Evaluation of two common source estimation measurement strategies using large-eddy simulation of plume dispersion under neutral atmospheric conditions

Abstract

Abstract. This study uses large-eddy simulations (LESs) to evaluate two widely used observational techniques that estimate point source emissions. We evaluate the use of car measurements perpendicular to the wind direction and the commonly used Other Test Method 33A (OTM 33A). The LES study simulates a plume from a point source released into a stationary, homogeneous, and neutral atmospheric surface layer over flat terrain. This choice is motivated by our ambition to validate the observational methods under controlled conditions where they are expected to perform well since the sources of uncertainties are minimized. Three plumes with different release heights were sampled in a manner that mimics sampling according to car transects and the stationary OTM 33A. Subsequently, source strength estimates are compared to the true source strength used in the simulation. Standard deviations of the estimated source strengths decay proportionally to the inverse of the square root of the number of averaged transects, showing statistical independence of individual samples. The analysis shows that for the car transect measurements at least 15 repeated measurement series need to be averaged to obtain a source strength within 40 % of the true source strength. For the OTM 33A analysis, which recommends measurements within 200 m of the source, the estimates of source strengths have similar values close to the source, which is caused by insufficient dispersion of the plume by turbulent mixing close to the source. Additionally, the derived source strength is substantially overestimated with OTM 33A. This overestimation is driven by the proposed OTM 33A dispersion coefficients, which are too large for this specific case.
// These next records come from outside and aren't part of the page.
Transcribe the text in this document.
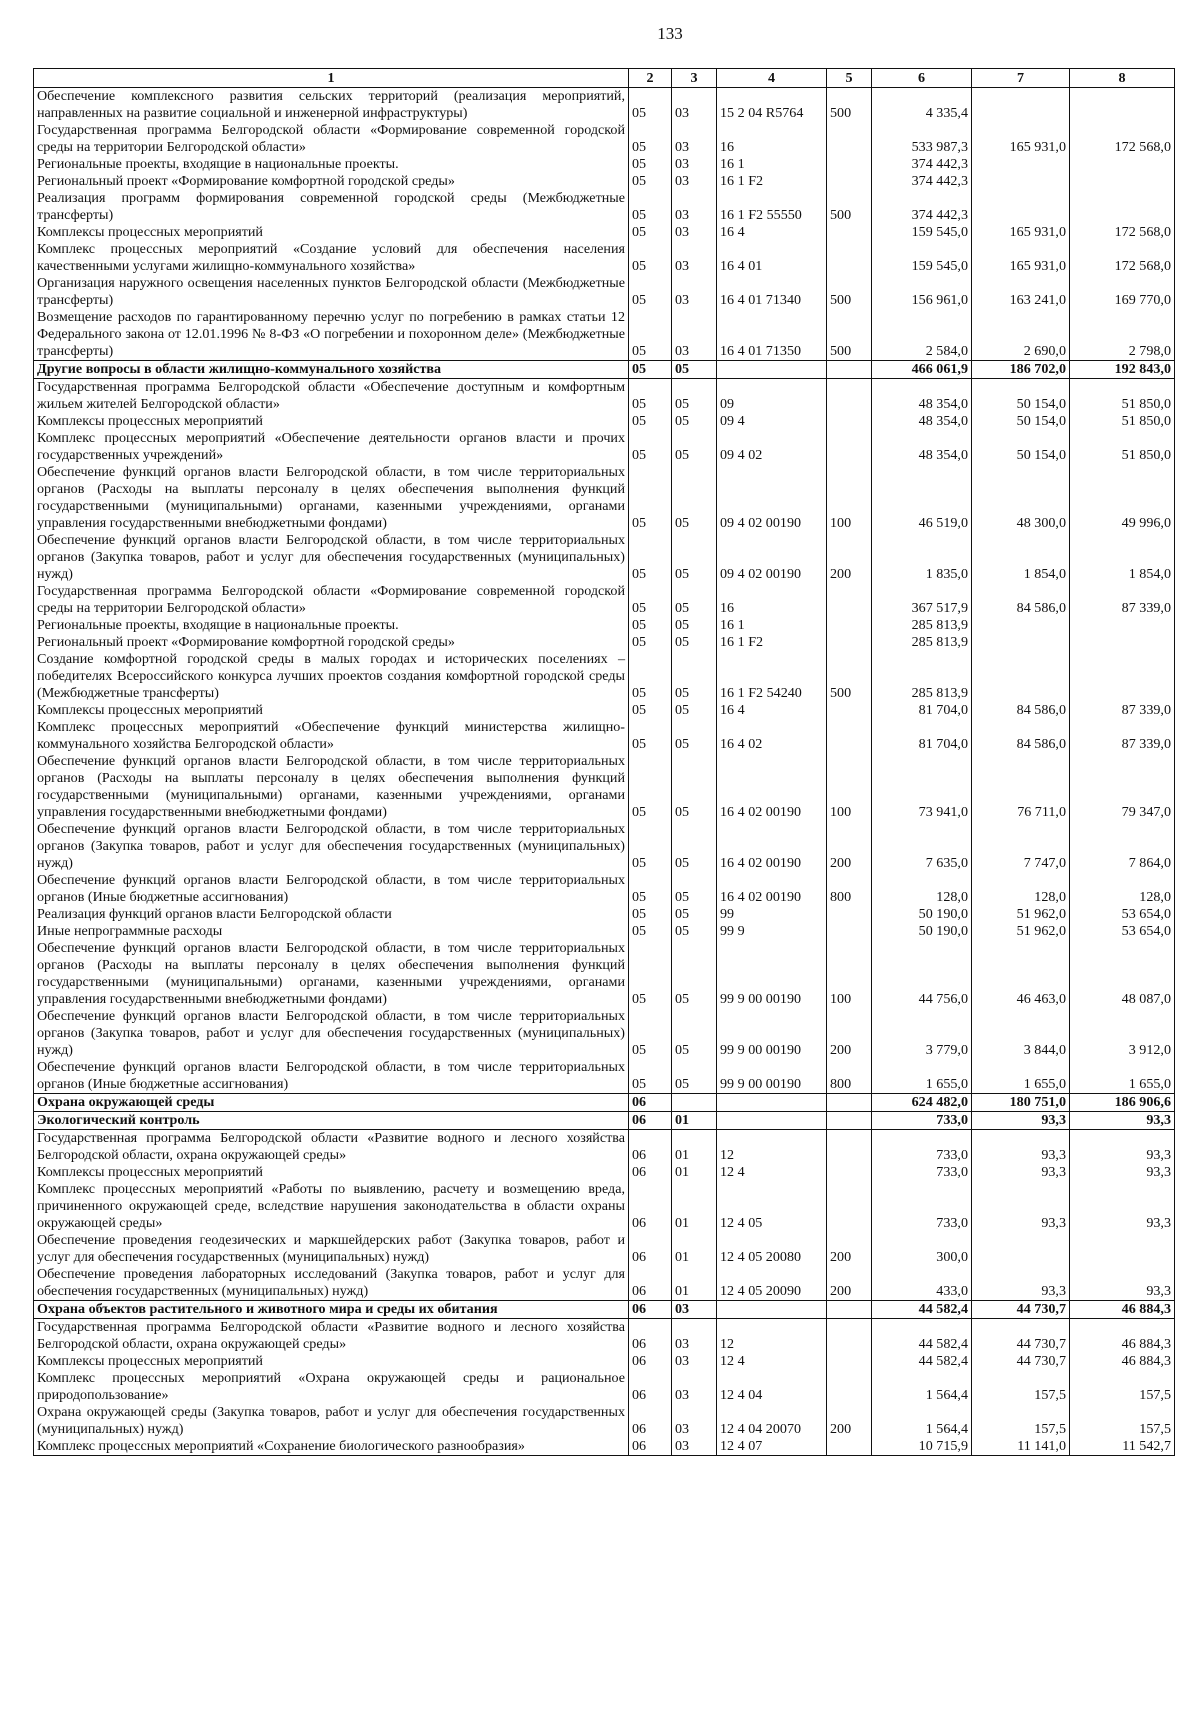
133
1	2	3	4	5	6	7	8
Обеспечение комплексного развития сельских территорий (реализация мероприятий, направленных на развитие социальной и инженерной инфраструктуры)	05	03	15 2 04 R5764	500	4 335,4		
Государственная программа Белгородской области «Формирование современной городской среды на территории Белгородской области»	05	03	16		533 987,3	165 931,0	172 568,0
Региональные проекты, входящие в национальные проекты.	05	03	16 1		374 442,3		
Региональный проект «Формирование комфортной городской среды»	05	03	16 1 F2		374 442,3		
Реализация программ формирования современной городской среды (Межбюджетные трансферты)	05	03	16 1 F2 55550	500	374 442,3		
Комплексы процессных мероприятий	05	03	16 4		159 545,0	165 931,0	172 568,0
Комплекс процессных мероприятий «Создание условий для обеспечения населения качественными услугами жилищно-коммунального хозяйства»	05	03	16 4 01		159 545,0	165 931,0	172 568,0
Организация наружного освещения населенных пунктов Белгородской области (Межбюджетные трансферты)	05	03	16 4 01 71340	500	156 961,0	163 241,0	169 770,0
Возмещение расходов по гарантированному перечню услуг по погребению в рамках статьи 12 Федерального закона от 12.01.1996 № 8-ФЗ «О погребении и похоронном деле» (Межбюджетные трансферты)	05	03	16 4 01 71350	500	2 584,0	2 690,0	2 798,0
Другие вопросы в области жилищно-коммунального хозяйства	05	05			466 061,9	186 702,0	192 843,0
Государственная программа Белгородской области «Обеспечение доступным и комфортным жильем жителей Белгородской области»	05	05	09		48 354,0	50 154,0	51 850,0
Комплексы процессных мероприятий	05	05	09 4		48 354,0	50 154,0	51 850,0
Комплекс процессных мероприятий «Обеспечение деятельности органов власти и прочих государственных учреждений»	05	05	09 4 02		48 354,0	50 154,0	51 850,0
Обеспечение функций органов власти Белгородской области, в том числе территориальных органов (Расходы на выплаты персоналу в целях обеспечения выполнения функций государственными (муниципальными) органами, казенными учреждениями, органами управления государственными внебюджетными фондами)	05	05	09 4 02 00190	100	46 519,0	48 300,0	49 996,0
Обеспечение функций органов власти Белгородской области, в том числе территориальных органов (Закупка товаров, работ и услуг для обеспечения государственных (муниципальных) нужд)	05	05	09 4 02 00190	200	1 835,0	1 854,0	1 854,0
Государственная программа Белгородской области «Формирование современной городской среды на территории Белгородской области»	05	05	16		367 517,9	84 586,0	87 339,0
Региональные проекты, входящие в национальные проекты.	05	05	16 1		285 813,9		
Региональный проект «Формирование комфортной городской среды»	05	05	16 1 F2		285 813,9		
Создание комфортной городской среды в малых городах и исторических поселениях – победителях Всероссийского конкурса лучших проектов создания комфортной городской среды (Межбюджетные трансферты)	05	05	16 1 F2 54240	500	285 813,9		
Комплексы процессных мероприятий	05	05	16 4		81 704,0	84 586,0	87 339,0
Комплекс процессных мероприятий «Обеспечение функций министерства жилищно-коммунального хозяйства Белгородской области»	05	05	16 4 02		81 704,0	84 586,0	87 339,0
Обеспечение функций органов власти Белгородской области, в том числе территориальных органов (Расходы на выплаты персоналу в целях обеспечения выполнения функций государственными (муниципальными) органами, казенными учреждениями, органами управления государственными внебюджетными фондами)	05	05	16 4 02 00190	100	73 941,0	76 711,0	79 347,0
Обеспечение функций органов власти Белгородской области, в том числе территориальных органов (Закупка товаров, работ и услуг для обеспечения государственных (муниципальных) нужд)	05	05	16 4 02 00190	200	7 635,0	7 747,0	7 864,0
Обеспечение функций органов власти Белгородской области, в том числе территориальных органов (Иные бюджетные ассигнования)	05	05	16 4 02 00190	800	128,0	128,0	128,0
Реализация функций органов власти Белгородской области	05	05	99		50 190,0	51 962,0	53 654,0
Иные непрограммные расходы	05	05	99 9		50 190,0	51 962,0	53 654,0
Обеспечение функций органов власти Белгородской области, в том числе территориальных органов (Расходы на выплаты персоналу в целях обеспечения выполнения функций государственными (муниципальными) органами, казенными учреждениями, органами управления государственными внебюджетными фондами)	05	05	99 9 00 00190	100	44 756,0	46 463,0	48 087,0
Обеспечение функций органов власти Белгородской области, в том числе территориальных органов (Закупка товаров, работ и услуг для обеспечения государственных (муниципальных) нужд)	05	05	99 9 00 00190	200	3 779,0	3 844,0	3 912,0
Обеспечение функций органов власти Белгородской области, в том числе территориальных органов (Иные бюджетные ассигнования)	05	05	99 9 00 00190	800	1 655,0	1 655,0	1 655,0
Охрана окружающей среды	06				624 482,0	180 751,0	186 906,6
Экологический контроль	06	01			733,0	93,3	93,3
Государственная программа Белгородской области «Развитие водного и лесного хозяйства Белгородской области, охрана окружающей среды»	06	01	12		733,0	93,3	93,3
Комплексы процессных мероприятий	06	01	12 4		733,0	93,3	93,3
Комплекс процессных мероприятий «Работы по выявлению, расчету и возмещению вреда, причиненного окружающей среде, вследствие нарушения законодательства в области охраны окружающей среды»	06	01	12 4 05		733,0	93,3	93,3
Обеспечение проведения геодезических и маркшейдерских работ (Закупка товаров, работ и услуг для обеспечения государственных (муниципальных) нужд)	06	01	12 4 05 20080	200	300,0		
Обеспечение проведения лабораторных исследований (Закупка товаров, работ и услуг для обеспечения государственных (муниципальных) нужд)	06	01	12 4 05 20090	200	433,0	93,3	93,3
Охрана объектов растительного и животного мира и среды их обитания	06	03			44 582,4	44 730,7	46 884,3
Государственная программа Белгородской области «Развитие водного и лесного хозяйства Белгородской области, охрана окружающей среды»	06	03	12		44 582,4	44 730,7	46 884,3
Комплексы процессных мероприятий	06	03	12 4		44 582,4	44 730,7	46 884,3
Комплекс процессных мероприятий «Охрана окружающей среды и рациональное природопользование»	06	03	12 4 04		1 564,4	157,5	157,5
Охрана окружающей среды (Закупка товаров, работ и услуг для обеспечения государственных (муниципальных) нужд)	06	03	12 4 04 20070	200	1 564,4	157,5	157,5
Комплекс процессных мероприятий «Сохранение биологического разнообразия»	06	03	12 4 07		10 715,9	11 141,0	11 542,7
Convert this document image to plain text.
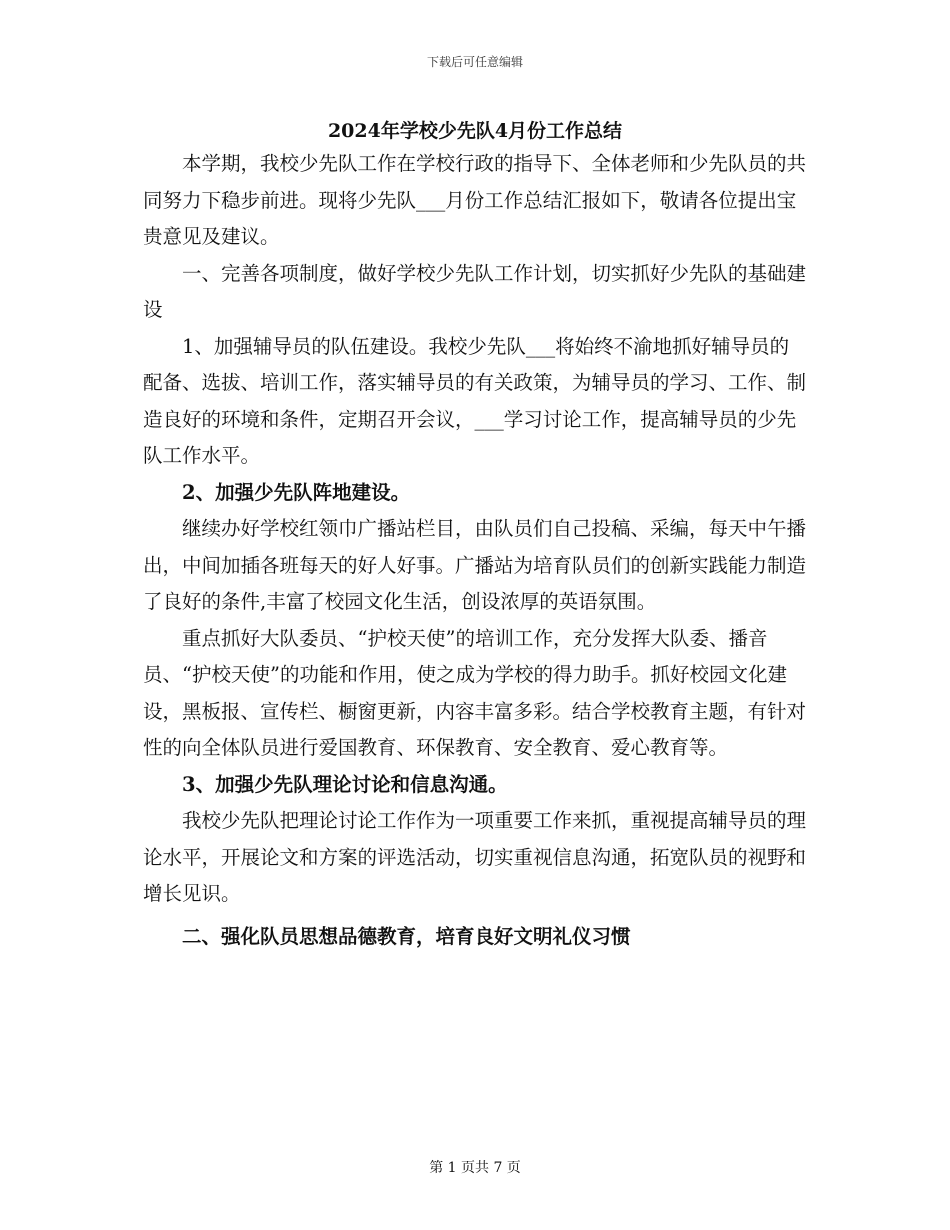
下载后可任意编辑
2024年学校少先队4月份工作总结

本学期，我校少先队工作在学校行政的指导下、全体老师和少先队员的共同努力下稳步前进。现将少先队___月份工作总结汇报如下，敬请各位提出宝贵意见及建议。

一、完善各项制度，做好学校少先队工作计划，切实抓好少先队的基础建设

1、加强辅导员的队伍建设。我校少先队___将始终不渝地抓好辅导员的配备、选拔、培训工作，落实辅导员的有关政策，为辅导员的学习、工作、制造良好的环境和条件，定期召开会议，___学习讨论工作，提高辅导员的少先队工作水平。

2、加强少先队阵地建设。

继续办好学校红领巾广播站栏目，由队员们自己投稿、采编，每天中午播出，中间加插各班每天的好人好事。广播站为培育队员们的创新实践能力制造了良好的条件,丰富了校园文化生活，创设浓厚的英语氛围。

重点抓好大队委员、“护校天使”的培训工作，充分发挥大队委、播音员、“护校天使”的功能和作用，使之成为学校的得力助手。抓好校园文化建设，黑板报、宣传栏、橱窗更新，内容丰富多彩。结合学校教育主题，有针对性的向全体队员进行爱国教育、环保教育、安全教育、爱心教育等。

3、加强少先队理论讨论和信息沟通。

我校少先队把理论讨论工作作为一项重要工作来抓，重视提高辅导员的理论水平，开展论文和方案的评选活动，切实重视信息沟通，拓宽队员的视野和增长见识。

二、强化队员思想品德教育，培育良好文明礼仪习惯

第 1 页共 7 页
This suggests that the conditions under which the OTM 33A dispersion constants were derived were likely influenced by motions with length scales beyond the scale of the surface layer. Lastly, our simulations indicate that, due to wind-shear effects, the position of the time-averaged centerline of the plumes may differ from the plume emission height. This mismatch can be an additional source of error if a Gaussian plume model (GPM) is used to interpret the measurement. In the case of the car transect measurements, a correct source estimate then requires an adjustment of the source height in the GPM.